Give Now  »

Noon Edition

How Do Antibodies Fight AIDS?

One way our bodies resist disease is by producing a variety of chemicals called "antibodies," which destroy the virus or bacterium causing the disease.

Antibodies have to be selective to avoid destroying the wrong cells, so each type of antibody recognizes and attacks only a specific virus or bacterium. And that means that each new disease requires a new type of antibody.

Evolution Working Against Us

But in fighting disease, evolution sometimes works against us because the faster an organism multiplies, the faster it adapts to changes in its environment.

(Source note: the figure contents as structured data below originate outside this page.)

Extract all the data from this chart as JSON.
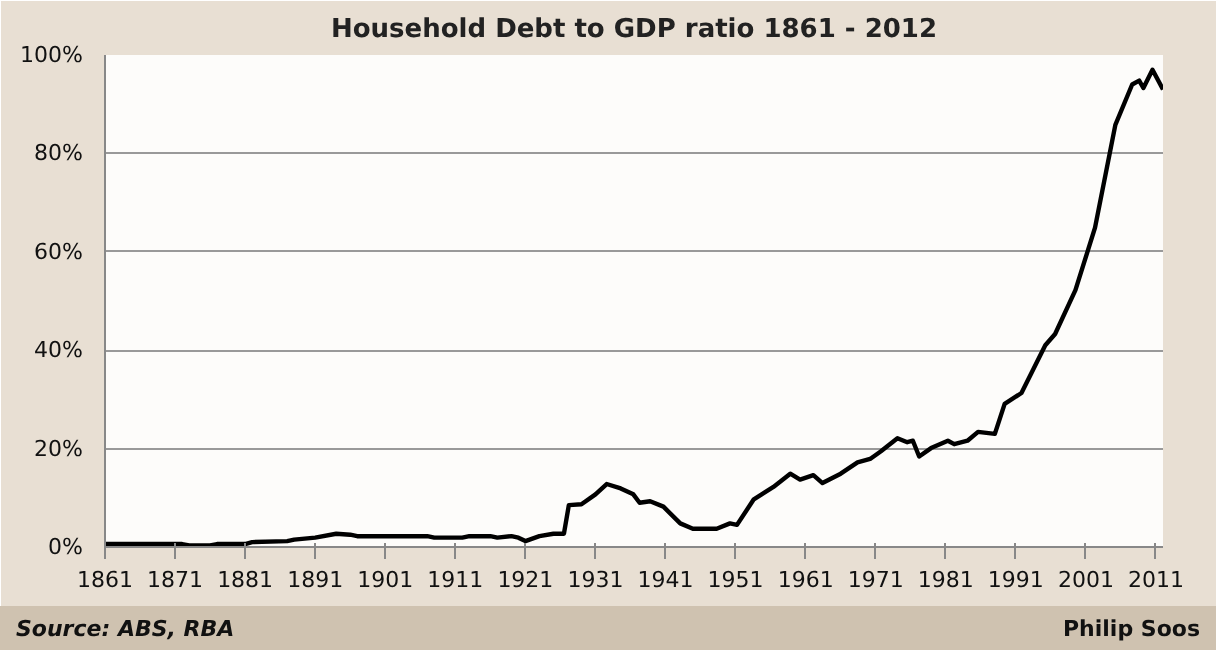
{
  "chart_data": {
    "type": "line",
    "title": "Household Debt to GDP ratio 1861 - 2012",
    "x": [
      1861,
      1872,
      1873,
      1876,
      1877,
      1881,
      1882,
      1887,
      1888,
      1891,
      1894,
      1896,
      1897,
      1907,
      1908,
      1912,
      1913,
      1916,
      1917,
      1919,
      1920,
      1921,
      1923,
      1925,
      1926.5,
      1927.2,
      1929,
      1931,
      1932.6,
      1934.6,
      1936.4,
      1937.3,
      1938.8,
      1940.7,
      1943.1,
      1944.9,
      1948.3,
      1950.2,
      1951.2,
      1953.6,
      1956.4,
      1958.8,
      1960.2,
      1962.1,
      1963.4,
      1966,
      1968.4,
      1970.2,
      1971.7,
      1974.1,
      1975.5,
      1976.3,
      1977.2,
      1978.9,
      1981.3,
      1982.2,
      1984.1,
      1985.6,
      1988,
      1989.4,
      1991.8,
      1995.2,
      1996.6,
      1999.5,
      2002.3,
      2005.2,
      2007.6,
      2008.6,
      2009.2,
      2010.5,
      2012
    ],
    "series": [
      {
        "color": "#000000",
        "values": [
          0.6,
          0.6,
          0.3,
          0.3,
          0.6,
          0.6,
          1.0,
          1.2,
          1.5,
          1.9,
          2.7,
          2.5,
          2.2,
          2.2,
          1.9,
          1.9,
          2.2,
          2.2,
          1.9,
          2.2,
          1.9,
          1.2,
          2.2,
          2.7,
          2.7,
          8.5,
          8.7,
          10.7,
          12.8,
          11.9,
          10.7,
          9.0,
          9.3,
          8.2,
          4.8,
          3.7,
          3.7,
          4.8,
          4.5,
          9.7,
          12.2,
          14.9,
          13.7,
          14.6,
          13.0,
          14.9,
          17.2,
          17.9,
          19.4,
          22.1,
          21.3,
          21.6,
          18.4,
          20.1,
          21.6,
          20.9,
          21.6,
          23.4,
          23.0,
          29.1,
          31.3,
          41.0,
          43.3,
          52.2,
          64.9,
          85.8,
          94.0,
          94.8,
          93.3,
          97.0,
          93.0
        ]
      }
    ],
    "xlim": [
      1861,
      2012
    ],
    "xticks": [
      1861,
      1871,
      1881,
      1891,
      1901,
      1911,
      1921,
      1931,
      1941,
      1951,
      1961,
      1971,
      1981,
      1991,
      2001,
      2011
    ],
    "ylim": [
      0,
      100
    ],
    "yticks": [
      {
        "value": 0,
        "label": "0%"
      },
      {
        "value": 20,
        "label": "20%"
      },
      {
        "value": 40,
        "label": "40%"
      },
      {
        "value": 60,
        "label": "60%"
      },
      {
        "value": 80,
        "label": "80%"
      },
      {
        "value": 100,
        "label": "100%"
      }
    ],
    "grid": "y",
    "line_style": "solid",
    "annotations": [
      "Source: ABS, RBA",
      "Philip Soos"
    ]
  }
}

For bacteria, the appearance of a new antibody means a big change in its environment, but unfortunately it's a change the bacteria often adapt to. Since a single bacterium can multiply a thousand-fold in three hours, there's a good chance that some of those offspring will vary from the rest in ways that make them unrecognizable to the antibody. Those bacteria will then produce millions more like themselves.

DNA v. RNA

Some viruses, including HIV, which is responsible for AIDS, evolve even faster than bacteria. Unlike bacteria (as well as plants and animals), which carry their genetic information in the form of DNA, these viruses carry their genetic information in a similar molecule called RNA.

Copying RNA

When RNA is copied to make a new virus, the process is less accurate and far more mutations occur than when DNA is copied. That means more variety among the offspring and more chances that a few of them will escape the antibodies.

In fact, viruses evolve so quickly that the same virus in two individuals often evolves into two different strains.

All living organisms adapt to changes in their environment but RNA viruses, like HIV, adapt much faster because they produce more offspring with more variation.